6 new African clawed frog species deepen mystery of 'lost ancestors'

Six new species of clawed frog have been discovered by a Canadian-led team of researchers hunting for the mysterious "lost ancestors" of some of their cousins.

Species with multiple sets of DNA formed from merger of other, independent species

This is an African clawed frog from the species Xenopus calcaratus. Even species that are quite distantly related tend to look very similar. (Vaclav Gvozdík)

Six new species of clawed frog have been discovered by a Canadian-led team of researchers hunting for the mysterious "lost ancestors" of some of their cousins.

All six new species are relatively small (around five centimetres) clawed frogs from Central and West Africa, related to the species that was once shipped around the world for use as living pregnancy tests. (When female frogs were injected with the urine of a pregnant woman, they would lay eggs.)

The study was led by McMaster Unviersity zoologist Ben Evans. He found many of the new species of African clawed frogs while looking for the 'lost ancestors' of other, related species. (McMaster University)

Ben Evans, a zoologist at McMaster University in Hamilton, had previously discovered two other new species of African clawed frogs and found that they were polyploid — they had multiple sets of DNA that suggested they formed from the merger of two different species.

Most animals, like us, are diploid — we have two sets of chromosomes, half our mother's and half our father's.

Instead of getting half of its mother's genes and half of its father's genes as we normally do, the founding member of a new polyploid species gets all its mother's genes and all its father's genes.
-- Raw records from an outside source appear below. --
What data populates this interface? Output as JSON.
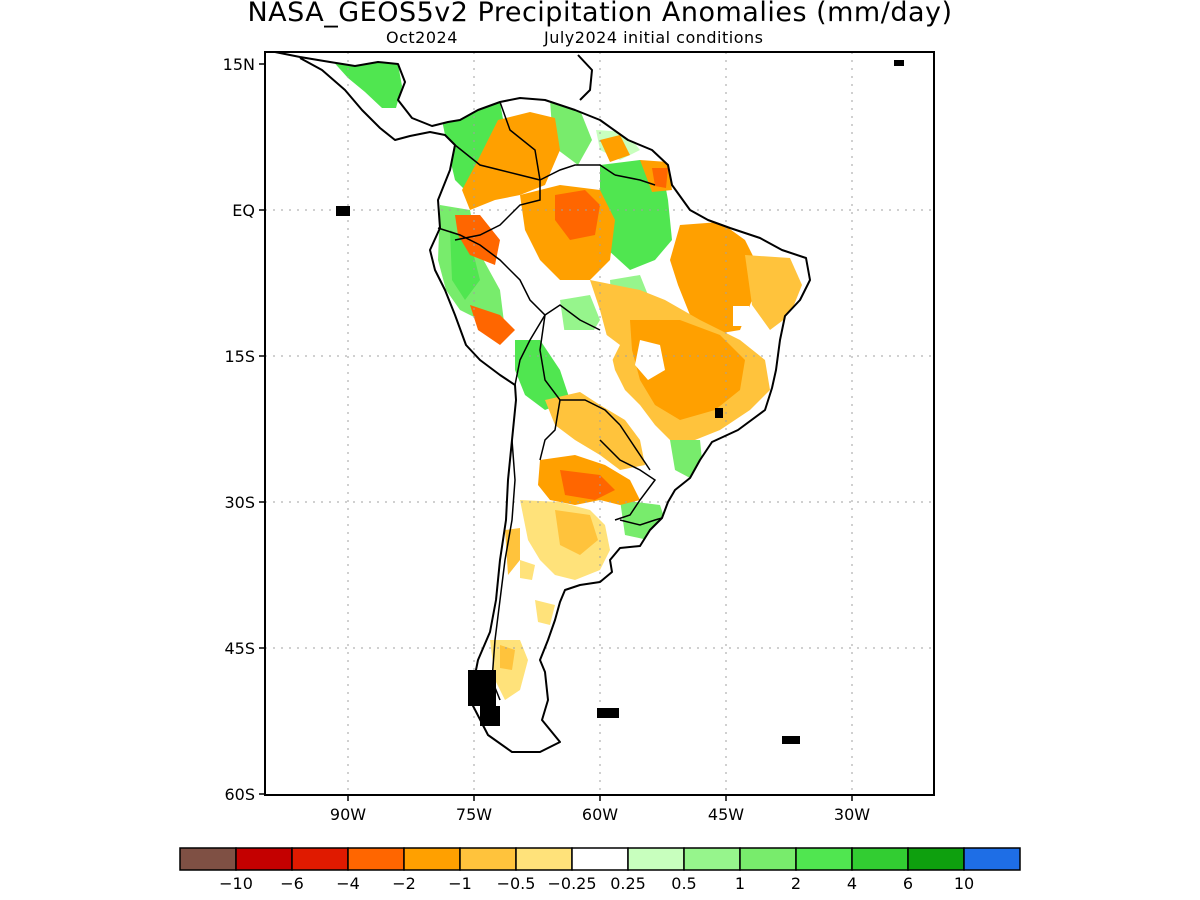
{
  "title": "NASA_GEOS5v2 Precipitation Anomalies (mm/day)",
  "subtitle_left": "Oct2024",
  "subtitle_right": "July2024 initial conditions",
  "map": {
    "lon_range": [
      -97,
      -27
    ],
    "lat_range": [
      -60,
      15
    ],
    "lat_ticks": [
      {
        "value": 15,
        "label": "15N"
      },
      {
        "value": 0,
        "label": "EQ"
      },
      {
        "value": -15,
        "label": "15S"
      },
      {
        "value": -30,
        "label": "30S"
      },
      {
        "value": -45,
        "label": "45S"
      },
      {
        "value": -60,
        "label": "60S"
      }
    ],
    "lon_ticks": [
      {
        "value": -90,
        "label": "90W"
      },
      {
        "value": -75,
        "label": "75W"
      },
      {
        "value": -60,
        "label": "60W"
      },
      {
        "value": -45,
        "label": "45W"
      },
      {
        "value": -30,
        "label": "30W"
      }
    ],
    "grid": "dotted"
  },
  "colorbar": {
    "colors": [
      "#7f5044",
      "#c40000",
      "#e01a00",
      "#ff6600",
      "#ffa000",
      "#ffc33c",
      "#ffe27a",
      "#ffffff",
      "#c8ffbe",
      "#96f58c",
      "#78ec6c",
      "#50e650",
      "#32cd32",
      "#0ea00e",
      "#1e6ee6"
    ],
    "labels": [
      "−10",
      "−6",
      "−4",
      "−2",
      "−1",
      "−0.5",
      "−0.25",
      "0.25",
      "0.5",
      "1",
      "2",
      "4",
      "6",
      "10"
    ]
  },
  "legend_colors": {
    "land_outline": "#000000"
  }
}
That might be advantageous, for example, if both species had immune genes that made them resistant to different things, Evans suggests.

A species that arose from a diploid mother and a diploid father would have four sets of genes, making it tetraploid.

Multiple mergers

With African clawed frogs, "what's bizarre is that the duplication hasn't happened just once," Evans said.

There exist not just tetraploid species, but also octaploids (eight sets of chromosomes) and dodecaploids (12 sets), suggesting some arose from multiple species mergers.

Evans thinks the independent species that merged to give rise to the new species "could still be hopping around."

Because of that, he has spent recent years hunting for those "lost ancestors." The six new species were discovered in the process. Four are tetraploid species and two are dodecaploid species.

This is a mating pair of one of the six new species of African clawed frog described in the new paper. (Vaclav Gvozdík)

Genetic analysis shows that none of the new tetraploid species are ancestors of known octoploids or dodecaploids.

"Basically, my efforts have resulted in a greater understanding of the diversity that's out there," Evans said, "but I still haven't found the species that I predicted should be out there if they haven't gone extinct."

African clawed frogs are a group of frogs that are unusual in that they usually spend their entire lives underwater, even as adults, Evans said. He has found them in a huge range of environments ranging from remote, pristine lakes to sewage ditches full of human feces. Some of the new species were discovered in cities where people had dug trenches and filled them with water to keep fish in.

While the group is very diverse, with species that have widely different ranges and habitats, they're very difficult to tell apart.

"They all look the same," Evans said.

Even species that are as distantly related as humans and orangutans are almost identical. They can only be distinguished by their DNA, subtle differences in bone structure and their calls.

Call of new frog species X. mellotropicalis 0:00
Call of new frog species Xenopus allofraseri 0:00

Those characteristics of the six new species are described in a new paper published today in the journal PLOS ONE. The study was co-authored by Timothy Carter at the University of Guelph, along with researchers in the U.S., Czech Republic, Belgium and the U.K.

Evans hasn't given up on his original goal of finding some of the lost ancestors, however. He's going back to Ghana again next year to look for more frogs.